North Little Rock teen accused of shooting will be tried as an adult

Witness testimony conflicts

A North Little Rock teenager, accused of shooting up a neighbor's car at his mother's urging, must stand trial as an adult, a Pulaski County Circuit judge ruled Monday after hearing two vastly different accounts of the shooting from two women who say they saw the encounter.

Rakaleon Deavonte Dobbins, now 17, is charged with committing a terroristic act, aggravated assault and misdemeanor possession of a handgun by a minor. He's accused of firing three shots into a car carrying a mother and daughter and threatening a neighbor with the weapon on April 20 in front of his family home at 317 W 20th St. Dobbins, who was 16 at the time, was arrested at the scene.

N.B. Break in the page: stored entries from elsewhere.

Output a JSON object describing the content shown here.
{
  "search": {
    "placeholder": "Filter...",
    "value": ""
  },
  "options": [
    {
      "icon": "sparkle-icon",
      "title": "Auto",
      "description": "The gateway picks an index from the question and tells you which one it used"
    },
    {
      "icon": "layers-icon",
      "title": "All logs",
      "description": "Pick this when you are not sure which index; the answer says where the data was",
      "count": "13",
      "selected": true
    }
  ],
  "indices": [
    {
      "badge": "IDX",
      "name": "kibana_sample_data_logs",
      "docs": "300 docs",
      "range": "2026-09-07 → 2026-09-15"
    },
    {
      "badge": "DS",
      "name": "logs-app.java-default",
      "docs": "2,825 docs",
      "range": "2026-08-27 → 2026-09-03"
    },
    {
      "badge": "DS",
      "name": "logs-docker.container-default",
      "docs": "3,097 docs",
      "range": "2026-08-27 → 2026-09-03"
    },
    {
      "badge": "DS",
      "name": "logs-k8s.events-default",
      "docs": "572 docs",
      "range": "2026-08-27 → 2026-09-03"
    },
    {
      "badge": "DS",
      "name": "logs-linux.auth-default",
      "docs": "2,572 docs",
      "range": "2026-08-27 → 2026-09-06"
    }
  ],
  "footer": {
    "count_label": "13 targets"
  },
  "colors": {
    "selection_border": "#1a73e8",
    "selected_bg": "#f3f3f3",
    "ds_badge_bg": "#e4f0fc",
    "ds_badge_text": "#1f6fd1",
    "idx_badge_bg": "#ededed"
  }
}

Dobbins petitioned to have the charges transferred to juvenile court, but at a hearing Monday, Judge Barry Sims sided with deputy prosecutor Sharon Strong, who argued that Dobbins should be tried as adult as he had been charged.

Kaitlan Alexa Capel, 28, who lives across the street from the Dobbinses, told police she saw Dobbins shooting at the car and picked the teen out of a photographic lineup.

She testified that she saw Dobbins' mother in the street arguing with the car's driver, who had just backed out of the yard of the house next door to Capel. Dobbins' mother got on her phone, she said, and Dobbins walked around the home and started shooting at the vehicle as it drove away.

But defense attorney Simmons Smith presented a second woman who said that she saw the shooting and that the driver's brother was the one who shot up the car, apparently as he tried to shoot at Dobbins' mother.

Lusonia Carson, a friend of Dobbins' family, testified that she was visiting Dobbins' grandmother next door, heard a disturbance and witnessed the gunplay when she went outside to see what was going on.

Dobbins was not present during the shooting, she said.

He lives in an apartment behind his grandmother's home next to his mother's house, Carson told the judge. She said that she never before told police what she'd seen because when she approached officers that day, they'd shooed her away.

Carson said Dobbins' mother was in her car in her driveway as a woman armed with a knife beat on the car window.

The knife-wielding woman got on her phone and called someone, saying, "I need you. I need you now," Carson testified.

Moments later a black sport utility vehicle pulled up on the street, and a man she knows as "Jimmy" got out of the car and started shooting, she said.

Dobbins' mother was driving away, and the SUV tried to run her off the road as it drove away, Carson said.

Detective Joe Green told the judge that police had spent hours at the home in the aftermath of the shooting. He testified that he'd never heard anything about someone else being responsible for the gunfire.

Green told the judge the evidence shows that Dobbins fired up to seven shots at the fleeing car and that three of them struck the vehicle.

One bullet fragment went through the trunk and into the car, striking the driver, Demetria Sanette Jackson, in the back, although the projectile did not break the skin, Green testified. Her teenage daughter was also in the car, he said.

Dobbins also pointed the gun at Jackson's mother, 61-year-old Billie Faye Singleton, Green testified.

Investigators collected shell casings from the street and seized a gun found in a heater closet in the Dobbins home, he said. An examination of the weapon has yet to be completed, so Green could not say whether the pistol was the same one used in the shooting.

Police say Dobbins' mother, Danielle Lynette Dobbins, put her son up to the shooting. She is charged with her son along with a count of possession of a firearm by certain persons and misdemeanor charges of evidence tampering and contributing to the delinquency of a minor.

Danielle Dobbins, 43, has prior convictions for first-degree battery and second-degree domestic battering.

Court records show that on Dec. 19, 2013, a 3-month-old infant died at the Dobbins home, and state regulators subsequently accused Dobbins of operating an unlicensed day care service in her house. She denied wrongdoing and was never charged.

Regulators with the state Department of Human Services reported that she'd been caught running a day care with six children in her home about seven months earlier but had promised to quit in May 2013 after receiving a cease and desist order from the agency. State law bars Dobbins from caring for any children but her own, regulators stated in court filings.